Born Idle:
I had a row on here a few weeks back with several members of the “I’ll pull over and whizz where I want” brigade.
As a rule I do go into the services to use the facilities, however if I wake up at 11pm busting to go, I’m not going to get dressed, put shoes on, stagger the half a mile to the building and then walk to the furthest point inside the building where the toilet is, I’m going up the wheel at the back.
I recently stopped at the HGV pumps at Corley services to see a driver taking a ■■■■ whilst filling up with fuel, then enter the forecourt shop having to walk right past the toilets to pay for fuel, its no wonder shop staff seem to have been instructed to throw your change at you without making any physical contact.
mikermhh1959:
I recently stopped at the HGV pumps at Corley services to see a driver taking a ■■■■ whilst filling up with fuel, then enter the forecourt shop having to walk right past the toilets to pay for fuel, its no wonder shop staff seem to have been instructed to throw your change at you without making any physical contact.
Was he working the pump at the time?

Wasn’t there a post on here a while ago where someone had been given grief somewhere and he took a ■■■■ in their yard, in broad daylight? 
I’m with Ray, king of the truckers, who lives in the local dump in his decommissioned sleeper cab, he’s a ■■■■ jug man. Has swearing in!
youtu.be/OjapSF94eCc
& while we’re at it, WAY OF THE ROAD, BUBS>…
(This has swearing in as well).
youtube.com/watch?v=wB4h85KtIXo
NewLad:
Born Idle:
I had a row on here a few weeks back with several members of the “I’ll pull over and whizz where I want” brigade.
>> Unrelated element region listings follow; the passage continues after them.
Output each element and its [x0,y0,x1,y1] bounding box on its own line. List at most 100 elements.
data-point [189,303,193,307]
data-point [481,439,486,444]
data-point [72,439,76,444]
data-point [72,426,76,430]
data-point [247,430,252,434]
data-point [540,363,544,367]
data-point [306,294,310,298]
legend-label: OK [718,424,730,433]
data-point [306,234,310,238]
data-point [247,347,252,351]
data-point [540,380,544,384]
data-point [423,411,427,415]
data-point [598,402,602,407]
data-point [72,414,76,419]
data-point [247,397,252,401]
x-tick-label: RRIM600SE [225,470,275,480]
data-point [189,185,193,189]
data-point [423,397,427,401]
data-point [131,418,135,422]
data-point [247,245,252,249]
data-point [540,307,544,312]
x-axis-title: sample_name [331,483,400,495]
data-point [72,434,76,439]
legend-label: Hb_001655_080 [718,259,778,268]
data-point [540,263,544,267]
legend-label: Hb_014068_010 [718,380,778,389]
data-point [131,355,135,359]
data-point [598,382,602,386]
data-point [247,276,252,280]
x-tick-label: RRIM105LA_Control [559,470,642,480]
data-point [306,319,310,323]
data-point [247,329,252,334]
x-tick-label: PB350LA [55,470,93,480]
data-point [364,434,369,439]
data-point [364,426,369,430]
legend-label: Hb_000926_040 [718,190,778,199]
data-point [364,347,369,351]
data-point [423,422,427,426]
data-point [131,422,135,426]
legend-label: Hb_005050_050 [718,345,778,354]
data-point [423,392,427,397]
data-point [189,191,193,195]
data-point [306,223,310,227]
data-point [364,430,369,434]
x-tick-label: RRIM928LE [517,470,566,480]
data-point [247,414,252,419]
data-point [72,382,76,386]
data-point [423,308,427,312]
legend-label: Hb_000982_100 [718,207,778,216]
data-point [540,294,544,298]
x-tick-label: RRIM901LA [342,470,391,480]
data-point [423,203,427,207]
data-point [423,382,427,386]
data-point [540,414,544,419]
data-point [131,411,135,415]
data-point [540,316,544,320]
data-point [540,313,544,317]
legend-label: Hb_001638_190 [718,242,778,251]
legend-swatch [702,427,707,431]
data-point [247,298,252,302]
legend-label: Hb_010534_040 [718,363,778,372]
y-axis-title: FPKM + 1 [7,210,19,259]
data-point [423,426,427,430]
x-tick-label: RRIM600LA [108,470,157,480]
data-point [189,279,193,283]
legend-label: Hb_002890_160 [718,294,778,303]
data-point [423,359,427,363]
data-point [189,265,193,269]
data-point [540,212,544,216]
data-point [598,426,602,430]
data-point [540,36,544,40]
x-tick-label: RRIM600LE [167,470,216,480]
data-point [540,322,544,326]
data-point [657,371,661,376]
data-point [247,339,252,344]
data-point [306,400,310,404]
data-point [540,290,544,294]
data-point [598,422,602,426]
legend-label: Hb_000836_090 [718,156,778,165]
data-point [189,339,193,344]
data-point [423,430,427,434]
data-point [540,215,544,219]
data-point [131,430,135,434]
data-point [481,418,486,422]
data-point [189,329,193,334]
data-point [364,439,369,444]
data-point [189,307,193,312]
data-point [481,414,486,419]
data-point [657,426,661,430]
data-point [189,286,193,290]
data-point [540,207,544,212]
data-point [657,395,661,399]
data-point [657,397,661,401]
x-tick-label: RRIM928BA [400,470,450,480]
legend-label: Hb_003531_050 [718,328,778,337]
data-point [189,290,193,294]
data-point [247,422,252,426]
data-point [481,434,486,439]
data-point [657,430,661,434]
As a rule I do go into the services to use the facilities, however if I wake up at 11pm busting to go, I’m not going to get dressed, put shoes on, stagger the half a mile to the building and then walk to the furthest point inside the building where the toilet is, I’m going up the wheel at the back.
And that’s why lorry parks stink during hot weather!
Not if you use a ■■■■ jug…
I suppose we Magnum drivers are required to ‘■■■■’ where we park since the Magnum is the only lorry I know with a ‘■■■■■■■■ a convenient shelf which you can ■■■■ from
without climbing down, great French idea.
I really don’t know what people expect I don’t wake up 10 mins before I need a ■■■■, I wake up and I’m busting, if I have a container it will go in there and I’ll bin it if not im not going to ■■■■ myself. I truely do blame the services they put us in a different county and then the toilets are past every shop so you might buy something, at least if there was a toilet in the parking area it wouldn’t be so bad even if they charge you for it 50p or w/e
Ditto new lad. Welcome to 30 plus.
I think its disgusting as well, why dont drivers do what i do, ■■■■ in a bottle, then lob it onto the hard shoulder…

NewLad:
Born Idle:
I had a row on here a few weeks back with several members of the “I’ll pull over and whizz where I want” brigade.
As a rule I do go into the services to use the facilities, however if I wake up at 11pm busting to go, I’m not going to get dressed, put shoes on, stagger the half a mile to the building and then walk to the furthest point inside the building where the toilet is, I’m going up the wheel at the back.
Exactly this. And whenever I try to use a bottle I end up wetting myself and the contents of my cab - must be because my todger’s too big.
I don’t think there are any Motorway Services where the lorry park is anywhere near half a mile from the toilets. Probably more like 100 yards (which is admittedly a Very Long Way for your typical overweight, unfit truck driver, for whom the 50 metre waddle from cab to Goods In is the equivalent of a half marathon, judging by the sweaty, out-of-breath examples I see on a daily basis… ).
Pendaric:
NewLad:
Born Idle:
I had a row on here a few weeks back with several members of the “I’ll pull over and whizz where I want” brigade.
As a rule I do go into the services to use the facilities, however if I wake up at 11pm busting to go, I’m not going to get dressed, put shoes on, stagger the half a mile to the building and then walk to the furthest point inside the building where the toilet is, I’m going up the wheel at the back.
Exactly this. And whenever I try to use a bottle I end up wetting myself and the contents of my cab - must be because my todger’s too big.
Or your brain is too small.
Who wakes up needing to pee, and can’t contain themselves for a few mins? Must be a lot of sodden mattresses in our posters houses at weekends. Pathetic excuses for lazy arsed truck drivers if you ask me.
Well born idle, there are many, many people who in later years have a sudden sometimes uncontrollable urge to go for a ■■■■, me being one of them. I truly hope you never get it mate as it is a pain in the arse.
Granted some blokes are just bone idle but if you have got a dodgy prostate or weak bladder, it’s every man for himself.